Cummins CEO challenges execs to serve all stakeholders, not self-interests

What are you doing to improve your community and make things better for your stakeholders?

That’s the big question that Cummins Inc. Chairman and CEO Tom Linebarger wants all executives to ask themselves.

Linebarger spoke at Engage Indiana 2019 on Friday morning at the JW Marriott and described what’s called the “stakeholder model,” emphasizing maintaining strong relationships with all stakeholders—employees, community leaders, corporate partners, government officials, shareholders, etc.—rather than only focusing on self-serving interests.

“We cannot only advocate for those things that enrich us individually,” Linebarger said. “We have to advocate for systems that enrich all.”



He said it’s a long-term strategy for business leaders, because one day a stakeholder will be “key to your survival.”

“I promise one of them will be the difference between you making it and you not making it,” Linebarger said. “And the problem is you don’t know which one.”

To help illustrate his point about the need to serve entire communities, Linebarger shared his personal story about growing up in California and being on welfare and food stamps after his parents divorced. His mom went back to school, maintained a job and took care of him and his brother.

“She basically bootstrapped the operation to get us where we are today,” Linebarger said. “My mom persevered against a whole bunch of tough odds.”

He said providing a safety net should not be seen as a negative, because it can have a significant impact on the lives of individuals and families.

“Yes, I think people take advantage of it, and yes, I think people rise to the top of an organization because of it,” Linebarger said.

Linebarger gave several examples of how Cummins follows this stakeholder model, such as paying all of its employees at least $15 per hour instead of the minimum wage of $7.25, even though he could do that and still find employees.

“When I pay the market wage, people can’t live,” Linebarger said.

Linebarger

He also talked about how the company purposefully did not include a cafeteria in its downtown Indianapolis distribution headquarters, because they wanted employees to visit existing eateries, like those in neighboring City Market.

“Every community that we’re in should be benefiting,” Linebarger said. “They should be glad that we’re there.”

Cummins also has a program called Cummins Powers Women, which supports not-for-profits that empower women and girls across the world. Linebarger said he always hears other corporate leaders talk about how their company or their community would be better off with more female leaders, but the gender gap continues to exist.

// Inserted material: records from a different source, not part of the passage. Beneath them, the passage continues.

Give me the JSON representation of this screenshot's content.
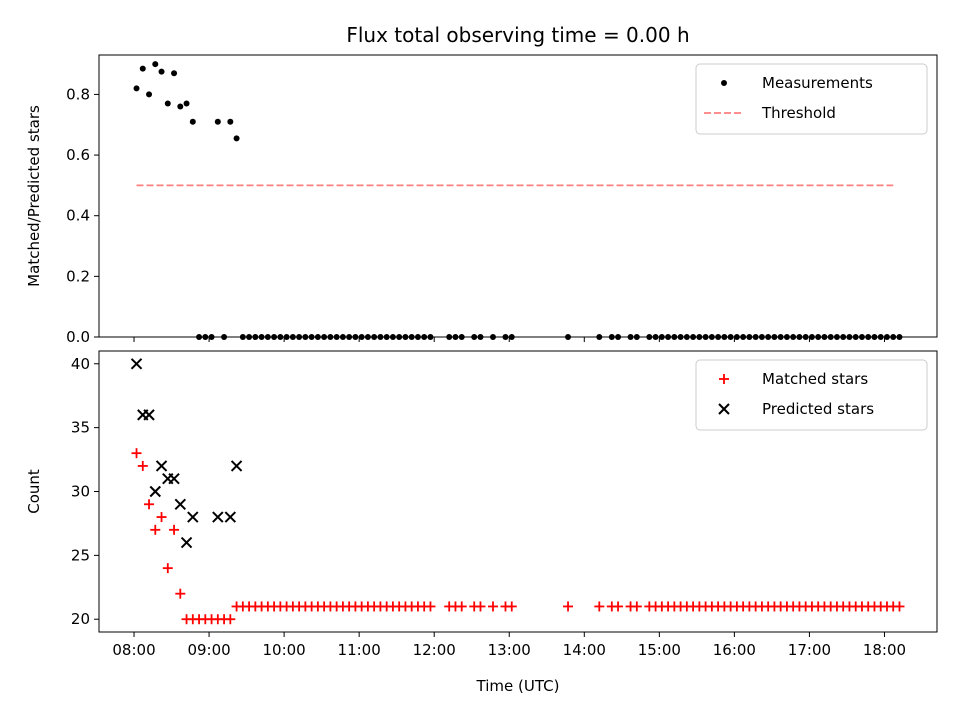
{
  "chart_data": [
    {
      "type": "scatter",
      "title": "Flux total observing time = 0.00 h",
      "ylabel": "Matched/Predicted stars",
      "xlabel": "",
      "ylim": [
        0,
        0.93
      ],
      "yticks": [
        "0.0",
        "0.2",
        "0.4",
        "0.6",
        "0.8"
      ],
      "ytick_values": [
        0,
        0.2,
        0.4,
        0.6,
        0.8
      ],
      "legend_position": "upper-right",
      "series": [
        {
          "name": "Measurements",
          "marker": "dot",
          "color": "#000000",
          "points": [
            [
              "08:02",
              0.82
            ],
            [
              "08:07",
              0.885
            ],
            [
              "08:12",
              0.8
            ],
            [
              "08:17",
              0.9
            ],
            [
              "08:22",
              0.875
            ],
            [
              "08:27",
              0.77
            ],
            [
              "08:32",
              0.87
            ],
            [
              "08:37",
              0.76
            ],
            [
              "08:42",
              0.77
            ],
            [
              "08:47",
              0.71
            ],
            [
              "08:52",
              0.0
            ],
            [
              "08:57",
              0.0
            ],
            [
              "09:02",
              0.0
            ],
            [
              "09:07",
              0.71
            ],
            [
              "09:12",
              0.0
            ],
            [
              "09:17",
              0.71
            ],
            [
              "09:22",
              0.655
            ],
            [
              "09:27",
              0.0
            ],
            [
              "09:32",
              0.0
            ],
            [
              "09:37",
              0.0
            ],
            [
              "09:42",
              0.0
            ],
            [
              "09:47",
              0.0
            ],
            [
              "09:52",
              0.0
            ],
            [
              "09:57",
              0.0
            ],
            [
              "10:02",
              0.0
            ],
            [
              "10:07",
              0.0
            ],
            [
              "10:12",
              0.0
            ],
            [
              "10:17",
              0.0
            ],
            [
              "10:22",
              0.0
            ],
            [
              "10:27",
              0.0
            ],
            [
              "10:32",
              0.0
            ],
            [
              "10:37",
              0.0
            ],
            [
              "10:42",
              0.0
            ],
            [
              "10:47",
              0.0
            ],
            [
              "10:52",
              0.0
            ],
            [
              "10:57",
              0.0
            ],
            [
              "11:02",
              0.0
            ],
            [
              "11:07",
              0.0
            ],
            [
              "11:12",
              0.0
            ],
            [
              "11:17",
              0.0
            ],
            [
              "11:22",
              0.0
            ],
            [
              "11:27",
              0.0
            ],
            [
              "11:32",
              0.0
            ],
            [
              "11:37",
              0.0
            ],
            [
              "11:42",
              0.0
            ],
            [
              "11:47",
              0.0
            ],
            [
              "11:52",
              0.0
            ],
            [
              "11:57",
              0.0
            ],
            [
              "12:12",
              0.0
            ],
            [
              "12:17",
              0.0
            ],
            [
              "12:22",
              0.0
            ],
            [
              "12:32",
              0.0
            ],
            [
              "12:37",
              0.0
            ],
            [
              "12:47",
              0.0
            ],
            [
              "12:57",
              0.0
            ],
            [
              "13:02",
              0.0
            ],
            [
              "13:47",
              0.0
            ],
            [
              "14:12",
              0.0
            ],
            [
              "14:22",
              0.0
            ],
            [
              "14:27",
              0.0
            ],
            [
              "14:37",
              0.0
            ],
            [
              "14:42",
              0.0
            ],
            [
              "14:52",
              0.0
            ],
            [
              "14:57",
              0.0
            ],
            [
              "15:02",
              0.0
            ],
            [
              "15:07",
              0.0
            ],
            [
              "15:12",
              0.0
            ],
            [
              "15:17",
              0.0
            ],
            [
              "15:22",
              0.0
            ],
            [
              "15:27",
              0.0
            ],
            [
              "15:32",
              0.0
            ],
            [
              "15:37",
              0.0
            ],
            [
              "15:42",
              0.0
            ],
            [
              "15:47",
              0.0
            ],
            [
              "15:52",
              0.0
            ],
            [
              "15:57",
              0.0
            ],
            [
              "16:02",
              0.0
            ],
            [
              "16:07",
              0.0
            ],
            [
              "16:12",
              0.0
            ],
            [
              "16:17",
              0.0
            ],
            [
              "16:22",
              0.0
            ],
            [
              "16:27",
              0.0
            ],
            [
              "16:32",
              0.0
            ],
            [
              "16:37",
              0.0
            ],
            [
              "16:42",
              0.0
            ],
            [
              "16:47",
              0.0
            ],
            [
              "16:52",
              0.0
            ],
            [
              "16:57",
              0.0
            ],
            [
              "17:02",
              0.0
            ],
            [
              "17:07",
              0.0
            ],
            [
              "17:12",
              0.0
            ],
            [
              "17:17",
              0.0
            ],
            [
              "17:22",
              0.0
            ],
            [
              "17:27",
              0.0
            ],
            [
              "17:32",
              0.0
            ],
            [
              "17:37",
              0.0
            ],
            [
              "17:42",
              0.0
            ],
            [
              "17:47",
              0.0
            ],
            [
              "17:52",
              0.0
            ],
            [
              "17:57",
              0.0
            ],
            [
              "18:02",
              0.0
            ],
            [
              "18:07",
              0.0
            ],
            [
              "18:12",
              0.0
            ]
          ]
        },
        {
          "name": "Threshold",
          "marker": "dashed-line",
          "color": "#ff7f7f",
          "points": [
            [
              "08:02",
              0.5
            ],
            [
              "18:07",
              0.5
            ]
          ]
        }
      ]
    },
    {
      "type": "scatter",
      "title": "",
      "ylabel": "Count",
      "xlabel": "Time (UTC)",
      "ylim": [
        19,
        41
      ],
      "yticks": [
        "20",
        "25",
        "30",
        "35",
        "40"
      ],
      "ytick_values": [
        20,
        25,
        30,
        35,
        40
      ],
      "xlim": [
        "07:32",
        "18:42"
      ],
      "xticks": [
        "08:00",
        "09:00",
        "10:00",
        "11:00",
        "12:00",
        "13:00",
        "14:00",
        "15:00",
        "16:00",
        "17:00",
        "18:00"
      ],
      "legend_position": "upper-right",
      "series": [
        {
          "name": "Matched stars",
          "marker": "plus",
          "color": "#ff0000",
          "points": [
            [
              "08:02",
              33
            ],
            [
              "08:07",
              32
            ],
            [
              "08:12",
              29
            ],
            [
              "08:17",
              27
            ],
            [
              "08:22",
              28
            ],
            [
              "08:27",
              24
            ],
            [
              "08:32",
              27
            ],
            [
              "08:37",
              22
            ],
            [
              "08:42",
              20
            ],
            [
              "08:47",
              20
            ],
            [
              "08:52",
              20
            ],
            [
              "08:57",
              20
            ],
            [
              "09:02",
              20
            ],
            [
              "09:07",
              20
            ],
            [
              "09:12",
              20
            ],
            [
              "09:17",
              20
            ],
            [
              "09:22",
              21
            ],
            [
              "09:27",
              21
            ],
            [
              "09:32",
              21
            ],
            [
              "09:37",
              21
            ],
            [
              "09:42",
              21
            ],
            [
              "09:47",
              21
            ],
            [
              "09:52",
              21
            ],
            [
              "09:57",
              21
            ],
            [
              "10:02",
              21
            ],
            [
              "10:07",
              21
            ],
            [
              "10:12",
              21
            ],
            [
              "10:17",
              21
            ],
            [
              "10:22",
              21
            ],
            [
              "10:27",
              21
            ],
            [
              "10:32",
              21
            ],
            [
              "10:37",
              21
            ],
            [
              "10:42",
              21
            ],
            [
              "10:47",
              21
            ],
            [
              "10:52",
              21
            ],
            [
              "10:57",
              21
            ],
            [
              "11:02",
              21
            ],
            [
              "11:07",
              21
            ],
            [
              "11:12",
              21
            ],
            [
              "11:17",
              21
            ],
            [
              "11:22",
              21
            ],
            [
              "11:27",
              21
            ],
            [
              "11:32",
              21
            ],
            [
              "11:37",
              21
            ],
            [
              "11:42",
              21
            ],
            [
              "11:47",
              21
            ],
            [
              "11:52",
              21
            ],
            [
              "11:57",
              21
            ],
            [
              "12:12",
              21
            ],
            [
              "12:17",
              21
            ],
            [
              "12:22",
              21
            ],
            [
              "12:32",
              21
            ],
            [
              "12:37",
              21
            ],
            [
              "12:47",
              21
            ],
            [
              "12:57",
              21
            ],
            [
              "13:02",
              21
            ],
            [
              "13:47",
              21
            ],
            [
              "14:12",
              21
            ],
            [
              "14:22",
              21
            ],
            [
              "14:27",
              21
            ],
            [
              "14:37",
              21
            ],
            [
              "14:42",
              21
            ],
            [
              "14:52",
              21
            ],
            [
              "14:57",
              21
            ],
            [
              "15:02",
              21
            ],
            [
              "15:07",
              21
            ],
            [
              "15:12",
              21
            ],
            [
              "15:17",
              21
            ],
            [
              "15:22",
              21
            ],
            [
              "15:27",
              21
            ],
            [
              "15:32",
              21
            ],
            [
              "15:37",
              21
            ],
            [
              "15:42",
              21
            ],
            [
              "15:47",
              21
            ],
            [
              "15:52",
              21
            ],
            [
              "15:57",
              21
            ],
            [
              "16:02",
              21
            ],
            [
              "16:07",
              21
            ],
            [
              "16:12",
              21
            ],
            [
              "16:17",
              21
            ],
            [
              "16:22",
              21
            ],
            [
              "16:27",
              21
            ],
            [
              "16:32",
              21
            ],
            [
              "16:37",
              21
            ],
            [
              "16:42",
              21
            ],
            [
              "16:47",
              21
            ],
            [
              "16:52",
              21
            ],
            [
              "16:57",
              21
            ],
            [
              "17:02",
              21
            ],
            [
              "17:07",
              21
            ],
            [
              "17:12",
              21
            ],
            [
              "17:17",
              21
            ],
            [
              "17:22",
              21
            ],
            [
              "17:27",
              21
            ],
            [
              "17:32",
              21
            ],
            [
              "17:37",
              21
            ],
            [
              "17:42",
              21
            ],
            [
              "17:47",
              21
            ],
            [
              "17:52",
              21
            ],
            [
              "17:57",
              21
            ],
            [
              "18:02",
              21
            ],
            [
              "18:07",
              21
            ],
            [
              "18:12",
              21
            ]
          ]
        },
        {
          "name": "Predicted stars",
          "marker": "x",
          "color": "#000000",
          "points": [
            [
              "08:02",
              40
            ],
            [
              "08:07",
              36
            ],
            [
              "08:12",
              36
            ],
            [
              "08:17",
              30
            ],
            [
              "08:22",
              32
            ],
            [
              "08:27",
              31
            ],
            [
              "08:32",
              31
            ],
            [
              "08:37",
              29
            ],
            [
              "08:42",
              26
            ],
            [
              "08:47",
              28
            ],
            [
              "09:07",
              28
            ],
            [
              "09:17",
              28
            ],
            [
              "09:22",
              32
            ]
          ]
        }
      ]
    }
  ]
}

“It’s just ridiculous,” Linebarger said. “It needs to stop. … So, all of us have to ask ourselves,
‘What are we doing about that?’”

Attendees of the annual event, which is co-hosted by IBJ and the Indiana Economic Development Corp., also heard from four panelists about how companies and organizations can make a positive difference in the lives of their employees and surrounding communities.

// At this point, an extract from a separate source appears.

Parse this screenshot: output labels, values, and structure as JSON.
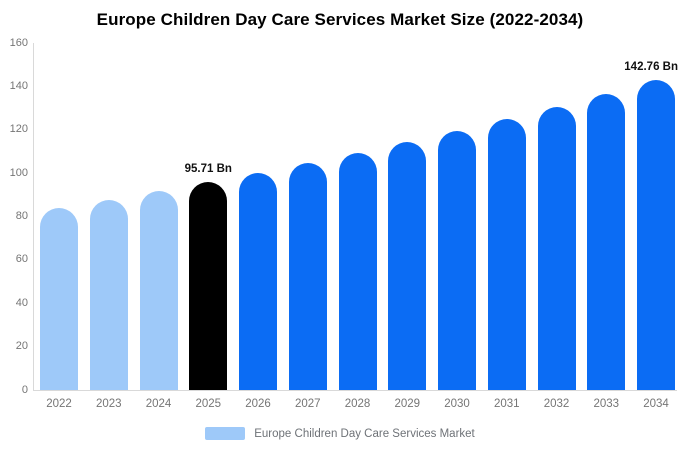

Andy Medley, CEO and co-founder of PERQ, said small actions can have a big impact, like allowing a day of service every quarter for any employee who’s interested in participating or partnering with the local school corporation.

He stressed that these are things any business can do.

“There’s no excuse, regardless of size and scale,” Medley said.

Indiana Chamber of Commerce CEO and President Kevin Brinegar, Indiana Philanthropy Alliance CEO and President Claudia Cummings and IU Kelley School of Business professor Amrou Awaysheh also spoke on the panel with Medley.

Brinegar echoed Medley’s suggestion that any company can have an impact.

“Do something,” Brinegar said. “And if you’re already doing something, do more.”

Also at the Engage Indiana event, IBJ honored Mark Miles, president and CEO of Hulman & Co., with the annual Michael A. Carroll Award.

The Indianapolis native has a diverse work record including serving as campaign manager for Dan Quayle’s 1980 U.S. Senate campaign, CEO of Central Indiana Corporate Partnership, chairman of the 2012 Super Bowl Host Committee, president of the organizing body for the 1987 Pan American Games, and president and volunteer tournament director from 1985 to 1990 for the city’s professional tennis tournament.

The Michael A. Carroll Award is given annually to a man or woman who has demonstrated the former deputy mayor’s qualities of determination, humility and service. Carroll was among six people killed when two small planes collided over southern Marion County on Sept. 11, 1992.